E os perigos de ignorar essa progressão não são apenas teóricos. De acordo com o doutor em Ciências Médicas pela Universidade Federal Do Ceará (UFC), a pressa em recuperar o tempo perdido é o gatilho para complicações físicas e mentais. “O principal risco é a desproporção entre a carga aplicada e a capacidade do organismo. Isso pode gerar lesões musculares e articulares, como distensões, tendinites e dores lombares, além de fadiga excessiva. Do ponto de vista metabólico e cardiovascular, treinos muito intensos, sem adaptação prévia, aumentam o risco de mal-estar. Além disso, existe um efeito psicológico negativo: a frustração e o cansaço extremo tendem a reduzir a adesão ao exercício a médio prazo”, comenta.

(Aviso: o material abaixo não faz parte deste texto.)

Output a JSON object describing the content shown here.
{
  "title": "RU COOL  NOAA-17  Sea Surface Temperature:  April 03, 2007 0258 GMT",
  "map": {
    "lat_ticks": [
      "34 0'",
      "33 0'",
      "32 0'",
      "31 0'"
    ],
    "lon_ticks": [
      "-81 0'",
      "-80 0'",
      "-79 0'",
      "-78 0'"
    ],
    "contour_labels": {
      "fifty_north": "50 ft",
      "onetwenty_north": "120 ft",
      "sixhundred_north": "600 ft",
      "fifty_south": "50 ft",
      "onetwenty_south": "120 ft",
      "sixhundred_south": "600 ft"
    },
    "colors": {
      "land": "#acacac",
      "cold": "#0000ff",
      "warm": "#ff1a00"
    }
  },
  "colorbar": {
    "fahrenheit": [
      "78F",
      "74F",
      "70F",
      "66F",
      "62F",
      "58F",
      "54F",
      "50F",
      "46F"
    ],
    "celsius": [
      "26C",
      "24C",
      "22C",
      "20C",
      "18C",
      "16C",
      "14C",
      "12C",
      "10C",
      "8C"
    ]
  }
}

Para evitar esse cenário negativo, o especialista sugere uma fórmula que une resistência e força de maneira segura. “Atividades cardiorrespiratórias de baixa a moderada intensidade ajudam a recuperar o condicionamento geral, melhorar a circulação e preparar o corpo para esforços maiores. Já a musculação é fundamental desde o início, pois contribui para a proteção das articulações, retomada da força e prevenção de lesões, desde que seja realizada com cargas reduzidas, boa técnica e progressão gradual. Portanto, o melhor caminho é integrar os dois de forma equilibrada e segura”, indica.